I would like it to work normally but without having a folder outside of the Jar file I would like it all encapsulated in one Jar file.
I did a lot of research and what seems to be a common fix - may I add I don't really know how it works but everyone seems to mention it - is to somewhere use:
myClass().getResource()
When I create a new FileReader it needs a String input however when I use myClass().getResource() it returns a resource and not a string. I also don't have a clue how it is meant to reference the resource folder. Should I move the resource folder into the source folder?
Does anyone know how I can reference the resource folder from within the runnable jar file?
Sorry for rambling question I know what I want for my final product but I'm getting confused by the build paths and referencing from within classes and I have searched online for a long time trying to figure it out.

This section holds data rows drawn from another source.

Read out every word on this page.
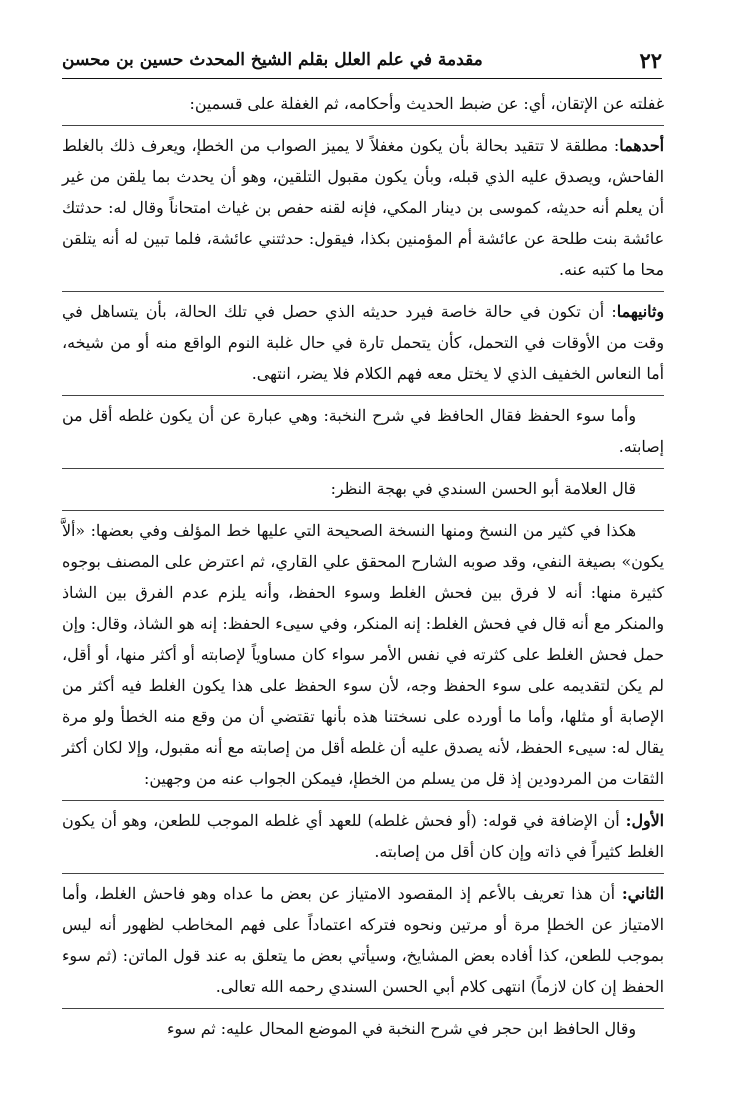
٢٢
مقدمة في علم العلل بقلم الشيخ المحدث حسين بن محسن

غفلته عن الإتقان، أي: عن ضبط الحديث وأحكامه، ثم الغفلة على قسمين:

أحدهما: مطلقة لا تتقيد بحالة بأن يكون مغفلاً لا يميز الصواب من الخطإ، ويعرف ذلك بالغلط الفاحش، ويصدق عليه الذي قبله، وبأن يكون مقبول التلقين، وهو أن يحدث بما يلقن من غير أن يعلم أنه حديثه، كموسى بن دينار المكي، فإنه لقنه حفص بن غياث امتحاناً وقال له: حدثتك عائشة بنت طلحة عن عائشة أم المؤمنين بكذا، فيقول: حدثتني عائشة، فلما تبين له أنه يتلقن محا ما كتبه عنه.

وثانيهما: أن تكون في حالة خاصة فيرد حديثه الذي حصل في تلك الحالة، بأن يتساهل في وقت من الأوقات في التحمل، كأن يتحمل تارة في حال غلبة النوم الواقع منه أو من شيخه، أما النعاس الخفيف الذي لا يختل معه فهم الكلام فلا يضر، انتهى.

وأما سوء الحفظ فقال الحافظ في شرح النخبة: وهي عبارة عن أن يكون غلطه أقل من إصابته.

قال العلامة أبو الحسن السندي في بهجة النظر:

هكذا في كثير من النسخ ومنها النسخة الصحيحة التي عليها خط المؤلف وفي بعضها: «ألاَّ يكون» بصيغة النفي، وقد صوبه الشارح المحقق علي القاري، ثم اعترض على المصنف بوجوه كثيرة منها: أنه لا فرق بين فحش الغلط وسوء الحفظ، وأنه يلزم عدم الفرق بين الشاذ والمنكر مع أنه قال في فحش الغلط: إنه المنكر، وفي سيىء الحفظ: إنه هو الشاذ، وقال: وإن حمل فحش الغلط على كثرته في نفس الأمر سواء كان مساوياً لإصابته أو أكثر منها، أو أقل، لم يكن لتقديمه على سوء الحفظ وجه، لأن سوء الحفظ على هذا يكون الغلط فيه أكثر من الإصابة أو مثلها، وأما ما أورده على نسختنا هذه بأنها تقتضي أن من وقع منه الخطأ ولو مرة يقال له: سيىء الحفظ، لأنه يصدق عليه أن غلطه أقل من إصابته مع أنه مقبول، وإلا لكان أكثر الثقات من المردودين إذ قل من يسلم من الخطإ، فيمكن الجواب عنه من وجهين:

الأول: أن الإضافة في قوله: (أو فحش غلطه) للعهد أي غلطه الموجب للطعن، وهو أن يكون الغلط كثيراً في ذاته وإن كان أقل من إصابته.

الثاني: أن هذا تعريف بالأعم إذ المقصود الامتياز عن بعض ما عداه وهو فاحش الغلط، وأما الامتياز عن الخطإ مرة أو مرتين ونحوه فتركه اعتماداً على فهم المخاطب لظهور أنه ليس بموجب للطعن، كذا أفاده بعض المشايخ، وسيأتي بعض ما يتعلق به عند قول الماتن: (ثم سوء الحفظ إن كان لازماً) انتهى كلام أبي الحسن السندي رحمه الله تعالى.

وقال الحافظ ابن حجر في شرح النخبة في الموضع المحال عليه: ثم سوء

Resources, when you deploy your software, are not deployed as files in a folder. They are packaged as part of the jar of your application. And you access them by retrieving them from inside the jar. The class loader knows how to retrieve stuff from the jar, and therefore you use your class's class loader to get the information.

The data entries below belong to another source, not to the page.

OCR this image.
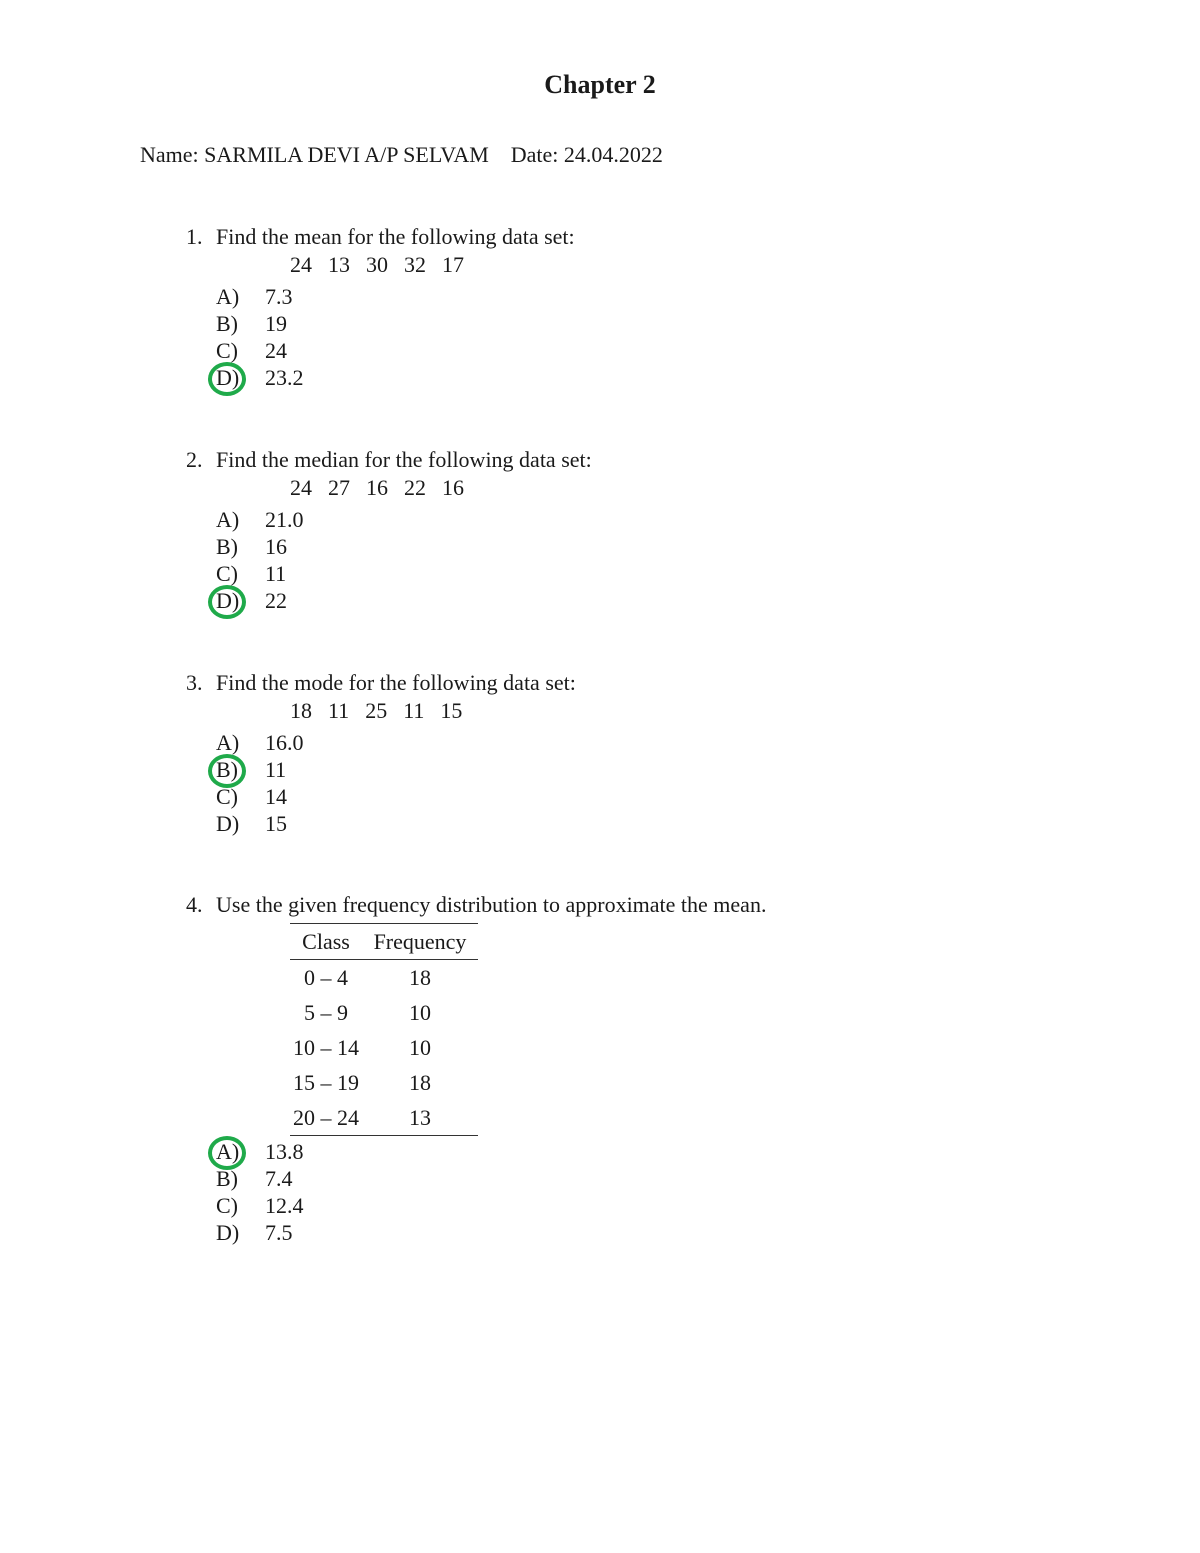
Chapter 2
Name: SARMILA DEVI A/P SELVAM Date: 24.04.2022
1. Find the mean for the following data set:
24 13 30 32 17
A) 7.3
B) 19
C) 24
D) 23.2
2. Find the median for the following data set:
24 27 16 22 16
A) 21.0
B) 16
C) 11
D) 22
3. Find the mode for the following data set:
18 11 25 11 15
A) 16.0
B) 11
C) 14
D) 15
4. Use the given frequency distribution to approximate the mean.
Class	Frequency
0 – 4	18
5 – 9	10
10 – 14	10
15 – 19	18
20 – 24	13
A) 13.8
B) 7.4
C) 12.4
D) 7.5
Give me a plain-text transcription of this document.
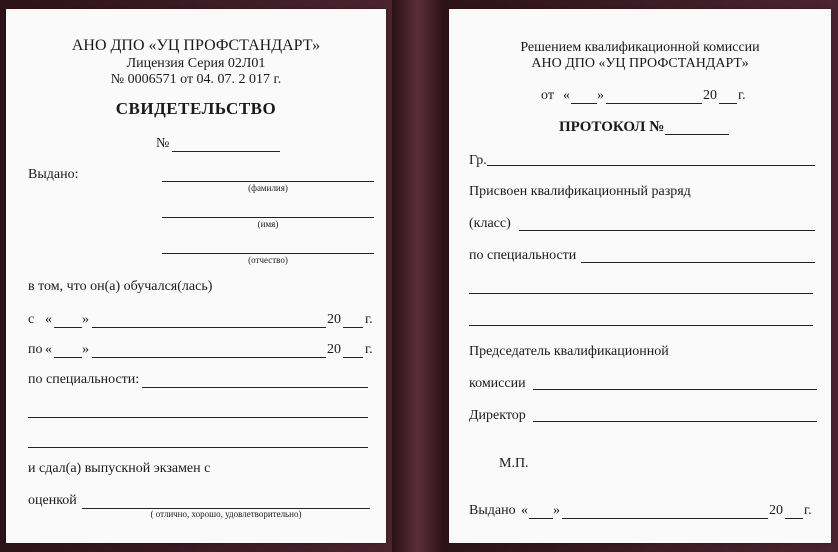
АНО ДПО «УЦ ПРОФСТАНДАРТ»
Лицензия Серия 02Л01
№ 0006571 от 04. 07. 2 017 г.
СВИДЕТЕЛЬСТВО
№
Выдано:
(фамилия)
(имя)
(отчество)
в том, что он(а) обучался(лась)
с « »	20 г.
по « »	20 г.
по специальности:
и сдал(а) выпускной экзамен с
оценкой
( отлично, хорошо, удовлетворительно)
Решением квалификационной комиссии
АНО ДПО «УЦ ПРОФСТАНДАРТ»
от « »	20 г.
ПРОТОКОЛ №
Гр.
Присвоен квалификационный разряд
(класс)
по специальности
Председатель квалификационной
комиссии
Директор
М.П.
Выдано « »	20 г.
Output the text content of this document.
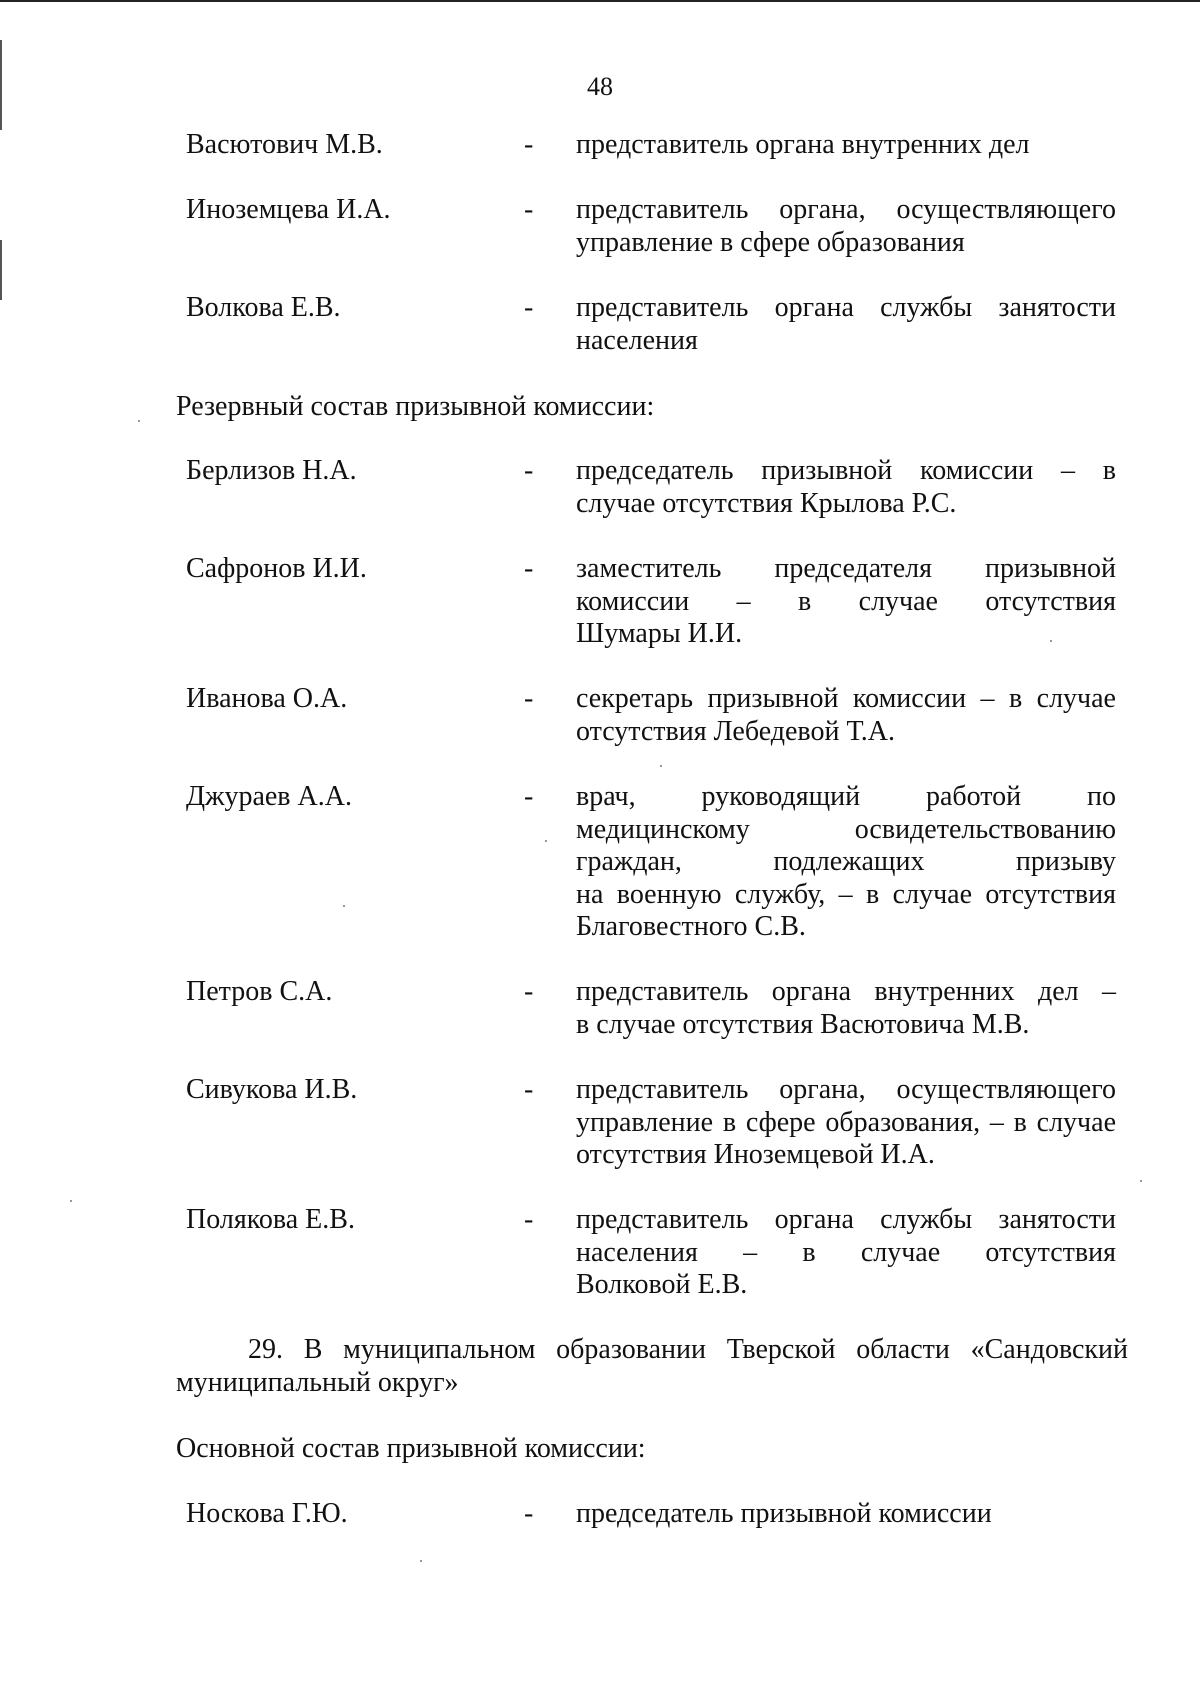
48
Васютович М.В.	- представитель органа внутренних дел
Иноземцева И.А.	- представитель органа, осуществляющего
управление в сфере образования
Волкова Е.В.	- представитель органа службы занятости
населения
Резервный состав призывной комиссии:
Берлизов Н.А.	- председатель призывной комиссии – в
случае отсутствия Крылова Р.С.
Сафронов И.И.	- заместитель председателя призывной
комиссии – в случае отсутствия
Шумары И.И.
Иванова О.А.	- секретарь призывной комиссии – в случае
отсутствия Лебедевой Т.А.
Джураев А.А.	- врач, руководящий работой по
медицинскому освидетельствованию
граждан, подлежащих призыву
на военную службу, – в случае отсутствия
Благовестного С.В.
Петров С.А.	- представитель органа внутренних дел –
в случае отсутствия Васютовича М.В.
Сивукова И.В.	- представитель органа, осуществляющего
управление в сфере образования, – в случае
отсутствия Иноземцевой И.А.
Полякова Е.В.	- представитель органа службы занятости
населения – в случае отсутствия
Волковой Е.В.
29. В муниципальном образовании Тверской области «Сандовский
муниципальный округ»
Основной состав призывной комиссии:
Носкова Г.Ю.	- председатель призывной комиссии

This means you cannot use things like FileReader on them, or anything else that expects a file. The resources are not files anymore. They are bundles of bytes sitting inside the jar which only the class loader knows how to retrieve.
If the resources are things like images etc., that can be used by java classes that know how to access resource URLs (that is, get the data from the jar when they are given its location in the jar), you can use the ClassLoader.getResource(String) method to get the URL and pass it to the class that handles them.

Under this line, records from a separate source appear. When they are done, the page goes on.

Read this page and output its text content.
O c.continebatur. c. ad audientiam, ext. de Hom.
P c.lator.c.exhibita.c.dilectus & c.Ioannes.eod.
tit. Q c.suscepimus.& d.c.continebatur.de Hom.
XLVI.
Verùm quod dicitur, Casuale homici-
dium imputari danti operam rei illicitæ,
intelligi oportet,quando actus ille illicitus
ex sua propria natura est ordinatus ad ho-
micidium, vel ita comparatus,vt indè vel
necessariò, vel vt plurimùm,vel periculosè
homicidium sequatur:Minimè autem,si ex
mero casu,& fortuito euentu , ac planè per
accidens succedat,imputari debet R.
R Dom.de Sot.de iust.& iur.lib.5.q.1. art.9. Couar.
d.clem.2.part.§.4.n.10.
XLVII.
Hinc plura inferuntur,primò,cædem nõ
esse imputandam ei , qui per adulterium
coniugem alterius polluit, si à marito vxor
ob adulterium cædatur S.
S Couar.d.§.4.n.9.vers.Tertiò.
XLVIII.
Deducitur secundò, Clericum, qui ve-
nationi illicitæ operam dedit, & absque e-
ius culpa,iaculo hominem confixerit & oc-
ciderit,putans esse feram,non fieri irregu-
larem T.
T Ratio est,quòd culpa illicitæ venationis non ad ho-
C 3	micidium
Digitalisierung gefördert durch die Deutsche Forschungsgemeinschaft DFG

If you have anything you want to do directly with the data in the resource, which you would usually do by reading it from a file, you can instead use the method ClassLoader.getResourceAsStream(String).
This method returns an InputStream, which you can use like any other InputStream - apply a Reader to it or something like that.
So you can change your code to something like:
InputStream is = myClass().getResourceAsStream("res/usernames.txt");
reader = new LineNumberReader( new InputStreamReader(is) );
Note that I used the getResourceAsStream() method from Class rather than ClassLoader. There is a little difference in the way the two versions look for the resource inside the jar. Please read the relevant documentation for Class and ClassLoader.
I want to get the path to a resource for ImageIO to read out a BufferedImage from some .png s.
While developing the project I use a relative path to "/bin/stuff/icons/image.png" , but this will definetly not work when I put everything together into a .jar file, so I need a way to get the path to these resources both while testing in eclipse and when later running it within a .jar .
After a lot of trying out both finding the file and getting the input stream to the file I came to the conclusion that this approach works every time:
InputStream in = ClassLoader.getSystemClassLoader().getResourceAsStream(path)
BufferedImage image = ImageIO.read(in)
Where path is
"projectName/resourceFolder/" + nameOfResource.stuff
as found in the src directory of the eclipse project.
E.g.
"myProject/images/icon.png"
When getting only the resource and then getting the path of the resource to link to a file, you will get FileNotFoundExceptions when using a .jar (but not while testing with eclipse, so one should be warned to think that his code works).
And - no - I don't save images in the bin/ - but they are copied to this directory and thus I find them there while testing. Now everything seems to be working.
Don't put anything under the bin directory in Eclipse: if you run a clean on the project it will be erased.
What you can do is to define a new source folder like resources, and put the image there. This way it will be automatically copied to the bin folder.
If you include the resources folder into the Jar, it will be available in both environments by using something like:
ImageIO.read( getClass().getResource("/image.png") )
PS: You can evade using a different resources folder but mixing the sources and images will quickly pollute your source folder.